Existe-t-il des alternatives?
Ainsi donc, si la réglementation linguistique des entreprises fédérales relève du Parlement, comment le gouvernement québécois pourrait-il s’y prendre pour faire appliquer la Charte de la langue française aux entreprises fédérales?
Premièrement, certains auteurs ont suggéré que le Parlement pourrait déléguer aux provinces son pouvoir législatif en matière linguistique. Toujours selon ce courant de pensée, le gouvernement du Québec pourrait demander au Parlement de lui déléguer son pouvoir de réglementer l’utilisation de la langue française au sein des entreprises fédérales. Or, il semble que ce raisonnement soit erroné. En effet, s’il est vrai, comme le font remarquer ces auteurs, que le Parlement peut légitimement déléguer ses pouvoirs réglementaires linguistiques à un territoire comme il l’a fait pour le Nunavut, la délégation aux provinces de pouvoirs législatifs est proscrite par les tribunaux depuis Nova Scotia Inter-delegation, [1951] SCR 31.

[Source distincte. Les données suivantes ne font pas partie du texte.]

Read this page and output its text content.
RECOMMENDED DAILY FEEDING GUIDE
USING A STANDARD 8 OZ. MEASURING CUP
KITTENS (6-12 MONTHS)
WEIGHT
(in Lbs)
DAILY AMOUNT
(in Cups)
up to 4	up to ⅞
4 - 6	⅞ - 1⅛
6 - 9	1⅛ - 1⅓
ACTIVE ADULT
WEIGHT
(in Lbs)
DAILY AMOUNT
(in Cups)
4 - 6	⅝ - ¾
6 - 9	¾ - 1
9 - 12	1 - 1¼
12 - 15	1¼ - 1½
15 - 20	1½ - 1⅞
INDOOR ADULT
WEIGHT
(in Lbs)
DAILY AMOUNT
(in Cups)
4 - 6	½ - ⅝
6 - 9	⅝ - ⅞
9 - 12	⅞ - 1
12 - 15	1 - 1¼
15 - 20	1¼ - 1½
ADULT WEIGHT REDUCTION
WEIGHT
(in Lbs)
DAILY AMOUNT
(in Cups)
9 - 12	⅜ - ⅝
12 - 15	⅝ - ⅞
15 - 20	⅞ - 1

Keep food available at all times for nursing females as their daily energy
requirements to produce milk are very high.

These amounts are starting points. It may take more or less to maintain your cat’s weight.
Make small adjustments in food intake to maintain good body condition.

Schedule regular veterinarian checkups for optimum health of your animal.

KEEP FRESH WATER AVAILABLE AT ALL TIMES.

Deuxièmement, Québec pourrait demander au Parlement qu’il incorpore à sa propre législation un renvoi à la Charte de la langue française. Cette façon de procéder a été reconnue comme étant valide par les tribunaux canadiens depuis Coughlin v Ont. Highway Transport Bd., [1968] SCR 569. En vertu de cette méthode de référencement, toute modification ultérieure de la Charte de la langue française par l’Assemblée nationale s’appliquerait immédiatement et automatiquement aux entreprises fédérales en vertu de A.G. for Ontario v Scott, [1956] SCR 137. Il s’agit là d’une façon de procéder plus respectueuse des principes de droit constitutionnel canadien, mais aussi de celle qui requiert le plus de volonté politique. La Charte de la langue française a toujours fait l’objet d’un feu nourri de critiques au Canada anglais et il serait plutôt surprenant de voir le gouvernement fédéral l’adopter implicitement en y faisant référence dans sa propre législation. D’ailleurs, si le Parti Conservateur, le NPD, le Bloc Québécois et le Parti Vert s’étaient engagés aux dernières élections à faire appliquer la Charte de la langue française aux entreprises fédérales conformément à la demande du premier ministre du Québec, le Parti Libéral, lui, n’avait pas fait de même. Justin Trudeau s’était d’ailleurs opposé par le passé à un renforcement de la Charte. Parions que des discussions musclées sont à venir dans les prochains mois entre Ottawa et Québec.